In this section, we display the debiasing results using our proposed method, which demonstrate the superiority of our method.
Debiasing single attribute
We first show the debias results on single attributes such as gender and eyeglasses. We visualize both the distribution variation and qualitative results.

From Figure 1, we can clearly observe the gender distribution of sampled images for stable diffusion model changes from 60% : 40% to 50% : 50%. As for the qualitative results, the perceived gender has been changed from man to woman for the image in the red frame.

In order to better demonstrate the availability of our method, we further conduct the distribution control experiments for the training dataset to see whether the distribution of predicted images will change correspondingly. From Figure 2, we can observe we set the gender distribution of training data as different ratio, the corresponding predicted gender ratio is roughly the same. This indicates that the distribution of sampled images can roughly match that in training dataset across the debiased attribute.
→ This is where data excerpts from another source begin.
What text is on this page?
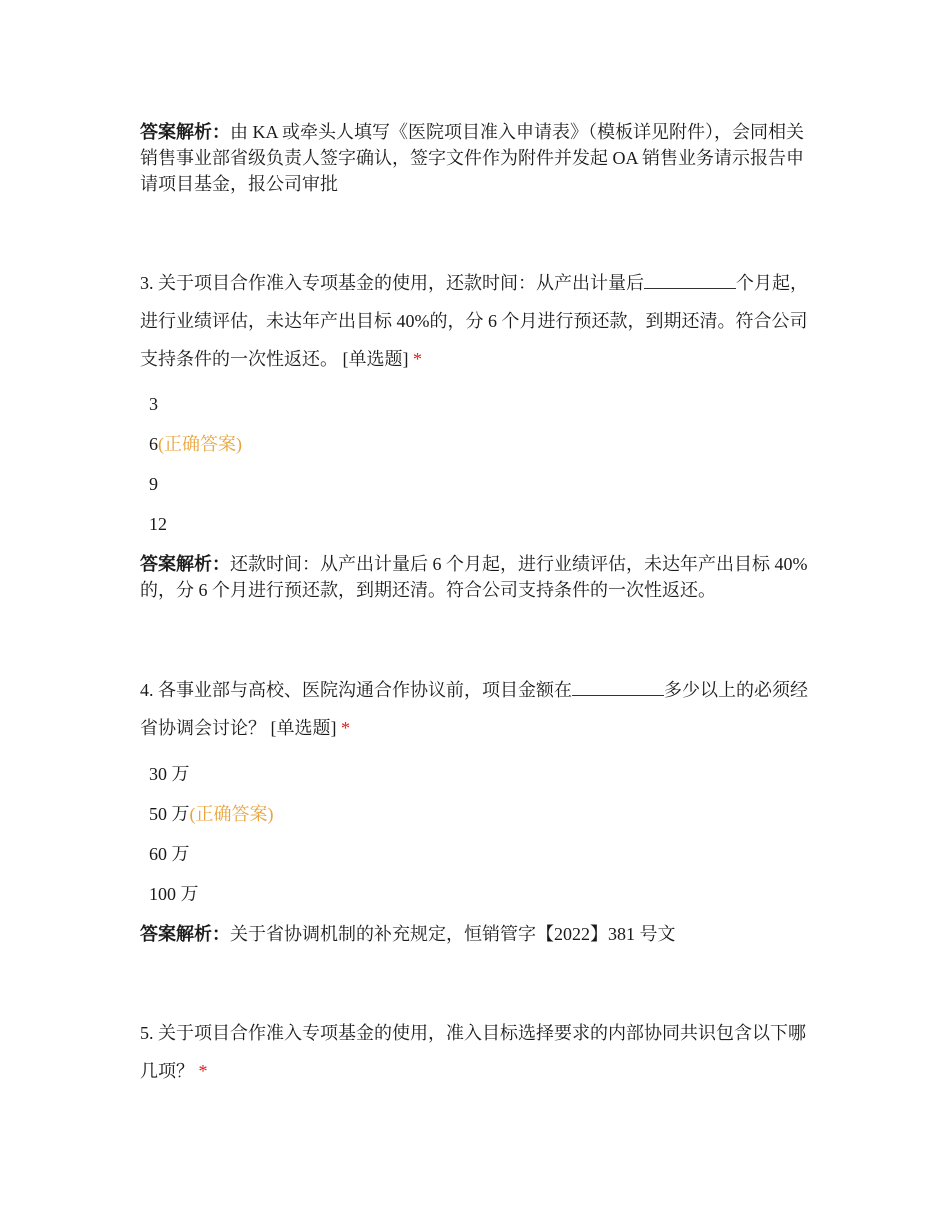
答案解析：由 KA 或牵头人填写《医院项目准入申请表》（模板详见附件），会同相关销售事业部省级负责人签字确认，签字文件作为附件并发起 OA 销售业务请示报告申请项目基金，报公司审批
3. 关于项目合作准入专项基金的使用，还款时间：从产出计量后	个月起，进行业绩评估，未达年产出目标 40%的，分 6 个月进行预还款，到期还清。符合公司支持条件的一次性返还。 [单选题] *
3
6(正确答案)
9
12
答案解析：还款时间：从产出计量后 6 个月起，进行业绩评估，未达年产出目标 40%的，分 6 个月进行预还款，到期还清。符合公司支持条件的一次性返还。
4. 各事业部与高校、医院沟通合作协议前，项目金额在	多少以上的必须经省协调会讨论？ [单选题] *
30 万
50 万(正确答案)
60 万
100 万
答案解析：关于省协调机制的补充规定，恒销管字【2022】381 号文
5. 关于项目合作准入专项基金的使用，准入目标选择要求的内部协同共识包含以下哪几项？ *
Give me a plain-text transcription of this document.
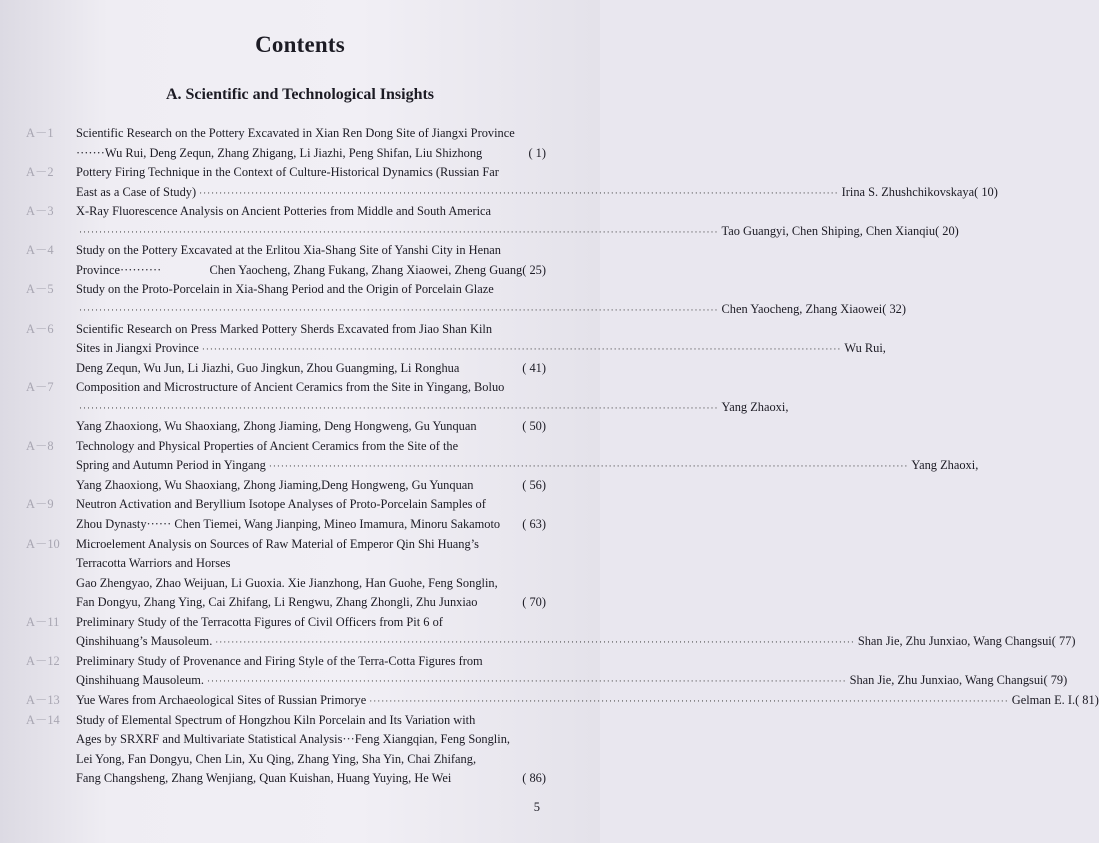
Contents
A. Scientific and Technological Insights
A－1	Scientific Research on the Pottery Excavated in Xian Ren Dong Site of Jiangxi Province
·······Wu Rui, Deng Zequn, Zhang Zhigang, Li Jiazhi, Peng Shifan, Liu Shizhong	( 1)
A－2	Pottery Firing Technique in the Context of Culture-Historical Dynamics (Russian Far
East as a Case of Study) ································································································································································ Irina S. Zhushchikovskaya( 10)
A－3	X-Ray Fluorescence Analysis on Ancient Potteries from Middle and South America
································································································································································ Tao Guangyi, Chen Shiping, Chen Xianqiu( 20)
A－4	Study on the Pottery Excavated at the Erlitou Xia-Shang Site of Yanshi City in Henan
Province··········	Chen Yaocheng, Zhang Fukang, Zhang Xiaowei, Zheng Guang( 25)
A－5	Study on the Proto-Porcelain in Xia-Shang Period and the Origin of Porcelain Glaze
································································································································································ Chen Yaocheng, Zhang Xiaowei( 32)
A－6	Scientific Research on Press Marked Pottery Sherds Excavated from Jiao Shan Kiln
Sites in Jiangxi Province ································································································································································ Wu Rui,
Deng Zequn, Wu Jun, Li Jiazhi, Guo Jingkun, Zhou Guangming, Li Ronghua	( 41)
A－7	Composition and Microstructure of Ancient Ceramics from the Site in Yingang, Boluo
································································································································································ Yang Zhaoxi,
Yang Zhaoxiong, Wu Shaoxiang, Zhong Jiaming, Deng Hongweng, Gu Yunquan	( 50)
A－8	Technology and Physical Properties of Ancient Ceramics from the Site of the
Spring and Autumn Period in Yingang ································································································································································ Yang Zhaoxi,
Yang Zhaoxiong, Wu Shaoxiang, Zhong Jiaming,Deng Hongweng, Gu Yunquan	( 56)
A－9	Neutron Activation and Beryllium Isotope Analyses of Proto-Porcelain Samples of
Zhou Dynasty······ Chen Tiemei, Wang Jianping, Mineo Imamura, Minoru Sakamoto ( 63)
A－10	Microelement Analysis on Sources of Raw Material of Emperor Qin Shi Huang’s
Terracotta Warriors and Horses
Gao Zhengyao, Zhao Weijuan, Li Guoxia. Xie Jianzhong, Han Guohe, Feng Songlin,
Fan Dongyu, Zhang Ying, Cai Zhifang, Li Rengwu, Zhang Zhongli, Zhu Junxiao	( 70)
A－11	Preliminary Study of the Terracotta Figures of Civil Officers from Pit 6 of
Qinshihuang’s Mausoleum. ································································································································································ Shan Jie, Zhu Junxiao, Wang Changsui( 77)
A－12	Preliminary Study of Provenance and Firing Style of the Terra-Cotta Figures from
Qinshihuang Mausoleum. ································································································································································ Shan Jie, Zhu Junxiao, Wang Changsui( 79)
A－13	Yue Wares from Archaeological Sites of Russian Primorye ································································································································································ Gelman E. I.( 81)
A－14	Study of Elemental Spectrum of Hongzhou Kiln Porcelain and Its Variation with
Ages by SRXRF and Multivariate Statistical Analysis···Feng Xiangqian, Feng Songlin,
Lei Yong, Fan Dongyu, Chen Lin, Xu Qing, Zhang Ying, Sha Yin, Chai Zhifang,
Fang Changsheng, Zhang Wenjiang, Quan Kuishan, Huang Yuying, He Wei	( 86)
5
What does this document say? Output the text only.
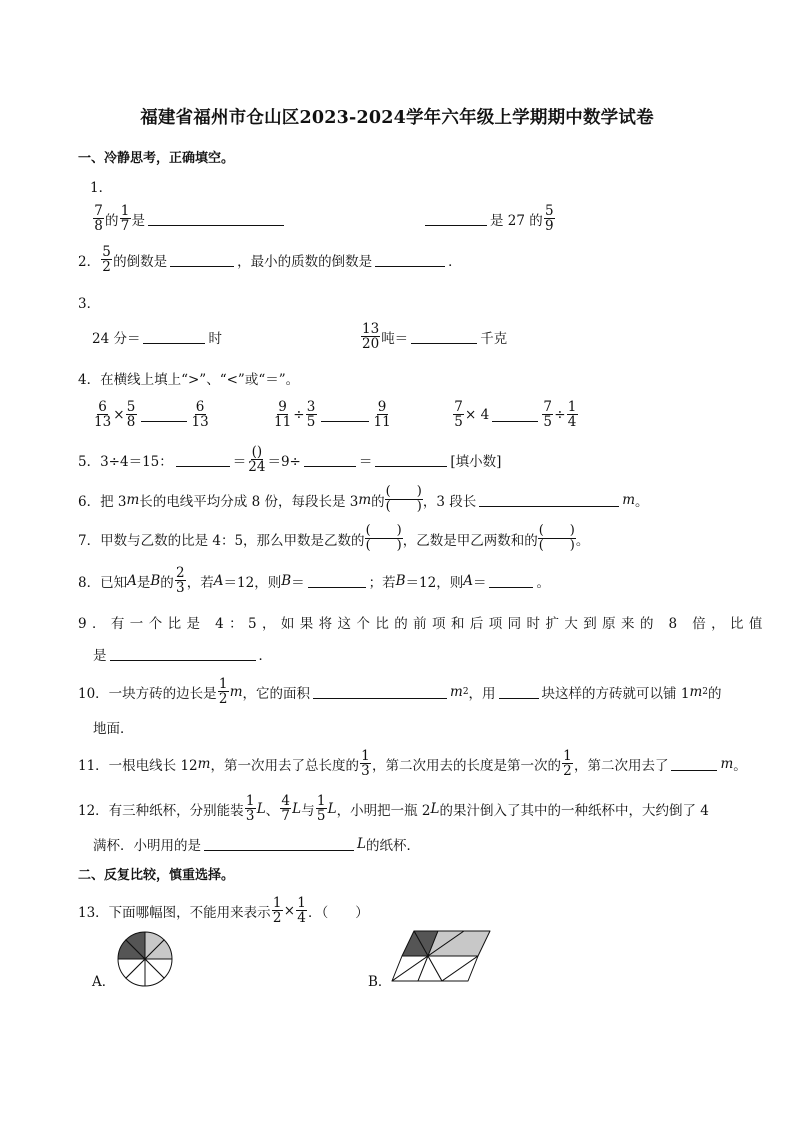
福建省福州市仓山区2023-2024学年六年级上学期期中数学试卷
一、冷静思考，正确填空。
1．
7
8 的
1
7 是	是 27 的
5
9
2．
5
2 的倒数是	，最小的质数的倒数是	．
3．
24 分＝	时
13
20 吨＝	千克
4．在横线上填上“>”、“<”或“＝”。
$\frac{6}{13} \times \frac{5}{8}$	6
13	$\frac{9}{11} \div \frac{3}{5}$	9
11	$\frac{7}{5} \times 4$	$\frac{7}{5} \div \frac{1}{4}$
5．3÷4＝15：	＝
()
24 ＝9÷	＝	[填小数]
6．把 3 m 长的电线平均分成 8 份，每段长是 3 m 的
(　　)
(　　) ，3 段长	m 。
7．甲数与乙数的比是 4：5，那么甲数是乙数的
(　　)
(　　) ，乙数是甲乙两数和的
(　　)
(　　) 。
8．已知 A 是 B 的
2
3 ，若 A ＝12，则 B ＝	；若 B ＝12，则 A ＝	。
9．有一个比是 4：5，如果将这个比的前项和后项同时扩大到原来的 8 倍，比值
是	．
10．一块方砖的边长是
1
2 m ，它的面积	m 2 ，用	块这样的方砖就可以铺 1 m 2 的
地面．
11．一根电线长 12 m ，第一次用去了总长度的
1
3 ，第二次用去的长度是第一次的
1
2 ，第二次用去了	m 。
12．有三种纸杯，分别能装
1
3 L 、
4
7 L 与
1
5 L ，小明把一瓶 2 L 的果汁倒入了其中的一种纸杯中，大约倒了 4
满杯．小明用的是	L 的纸杯．
二、反复比较，慎重选择。
13．下面哪幅图，不能用来表示 $\frac{1}{2} \times \frac{1}{4}$ ．（　　）
A．	B．
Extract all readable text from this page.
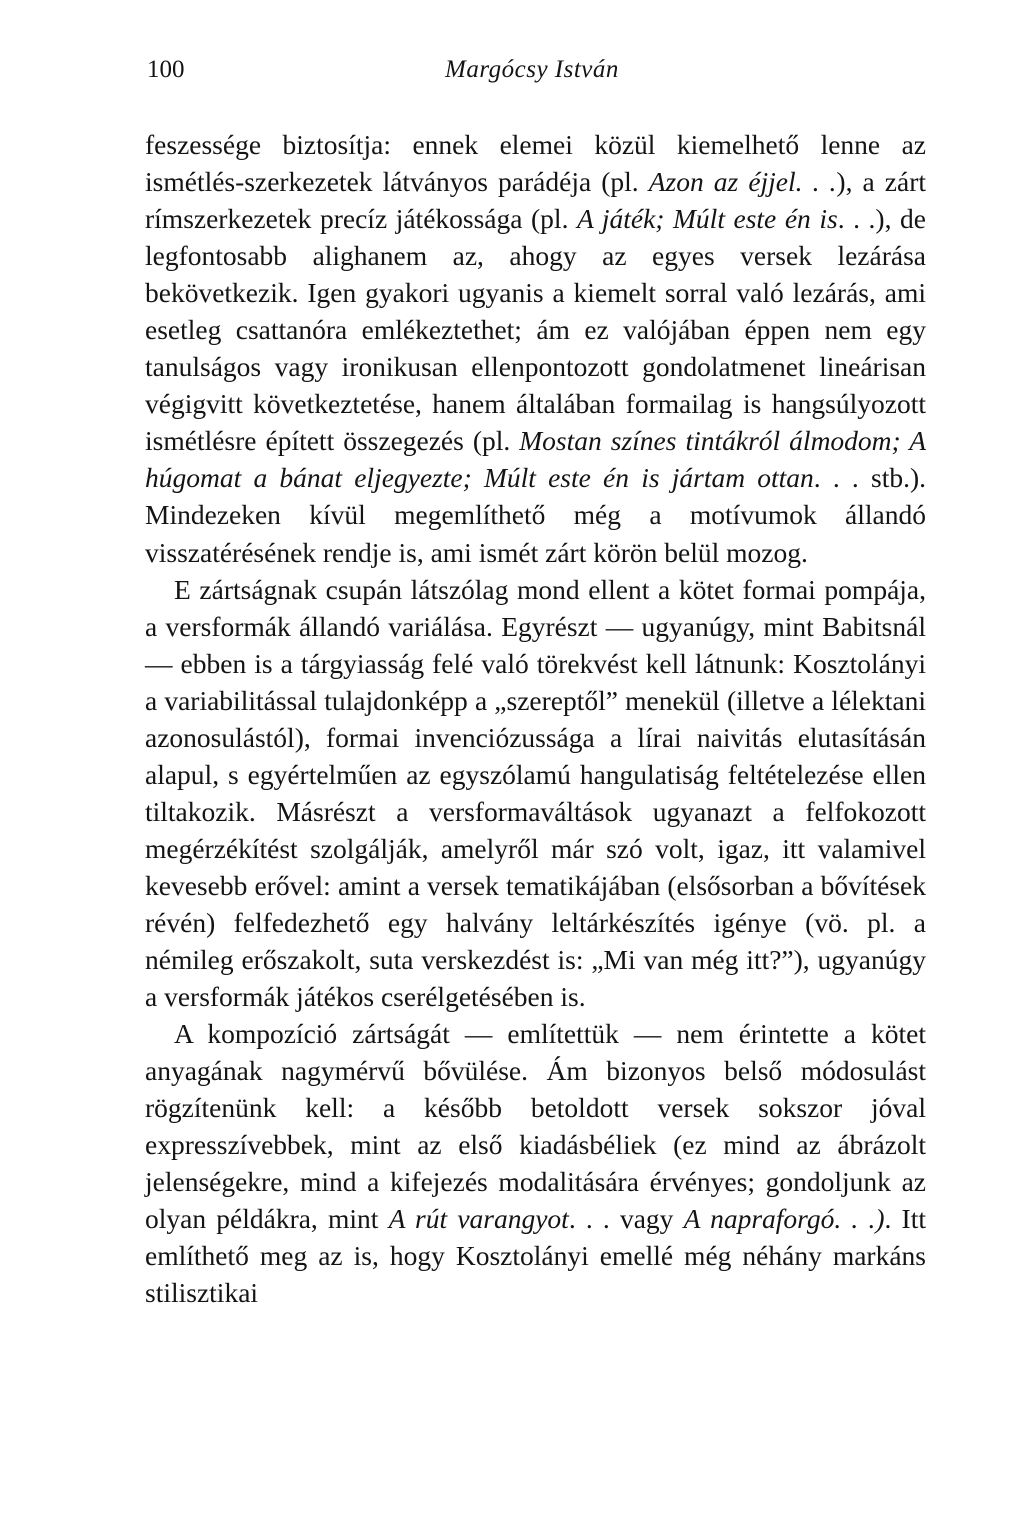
100	Margócsy István

feszessége biztosítja: ennek elemei közül kiemelhető lenne az ismétlés-szerkezetek látványos parádéja (pl. Azon az éjjel. . .), a zárt rímszerkezetek precíz játékossága (pl. A játék; Múlt este én is. . .), de legfontosabb alighanem az, ahogy az egyes versek lezárása bekövetkezik. Igen gyakori ugyanis a kiemelt sorral való lezárás, ami esetleg csattanóra emlékeztethet; ám ez valójában éppen nem egy tanulságos vagy ironikusan ellenpontozott gondolatmenet lineárisan végigvitt következtetése, hanem általában formailag is hangsúlyozott ismétlésre épített összegezés (pl. Mostan színes tintákról álmodom; A húgomat a bánat eljegyezte; Múlt este én is jártam ottan. . . stb.). Mindezeken kívül megemlíthető még a motívumok állandó visszatérésének rendje is, ami ismét zárt körön belül mozog.

E zártságnak csupán látszólag mond ellent a kötet formai pompája, a versformák állandó variálása. Egyrészt — ugyanúgy, mint Babitsnál — ebben is a tárgyiasság felé való törekvést kell látnunk: Kosztolányi a variabilitással tulajdonképp a „szereptől” menekül (illetve a lélektani azonosulástól), formai invenciózussága a lírai naivitás elutasításán alapul, s egyértelműen az egyszólamú hangulatiság feltételezése ellen tiltakozik. Másrészt a versformaváltások ugyanazt a felfokozott megérzékítést szolgálják, amelyről már szó volt, igaz, itt valamivel kevesebb erővel: amint a versek tematikájában (elsősorban a bővítések révén) felfedezhető egy halvány leltárkészítés igénye (vö. pl. a némileg erőszakolt, suta verskezdést is: „Mi van még itt?”), ugyanúgy a versformák játékos cserélgetésében is.

A kompozíció zártságát — említettük — nem érintette a kötet anyagának nagymérvű bővülése. Ám bizonyos belső módosulást rögzítenünk kell: a később betoldott versek sokszor jóval expresszívebbek, mint az első kiadásbéliek (ez mind az ábrázolt jelenségekre, mind a kifejezés modalitására érvényes; gondoljunk az olyan példákra, mint A rút varangyot. . . vagy A napraforgó. . .). Itt említhető meg az is, hogy Kosztolányi emellé még néhány markáns stilisztikai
We show our debias results on Figure 3. From it, we can observe the changes of distribution before and after debias. Though it is still not perfect (50% each), it largely ease the imbalanced situation. From the qualitative results, we have seen many people wear eyeglasses.
Debiasing mutiple attributes
As mentioned in Method section, our first method does not work very well for debiasing multiple attributes simultaneously. Therefore, we come up with the method for debiasing multiple attributes and we display our results below:


From Figure 4, we can clearly observe that after debiasing, the distribution of generated images across 4 subclasses are rougly the same. From Figure 5, we can observe that by using 4 debiased text embedding to sample images from stable diffusion, we can nearly obtain the accurate results. For better understanding the principle of our method, we leverage tSNE to visualize the image and text features.

We visualize the tSNE features for both the image and text embeddings in Figure 6. From the left part, we can observe that the sampled data are very close to the training data in the same subclass, which indicates the effectiveness of our method. From the right part, the debiased text embeddings for each subclass are ‘pushed away’ from the original embedding (“face photo of a person”) and move in the direction to the corresponding training data.
In conclusion, the results above demonstrate the effectiveness of our method in debiasing both single and multiple attributes.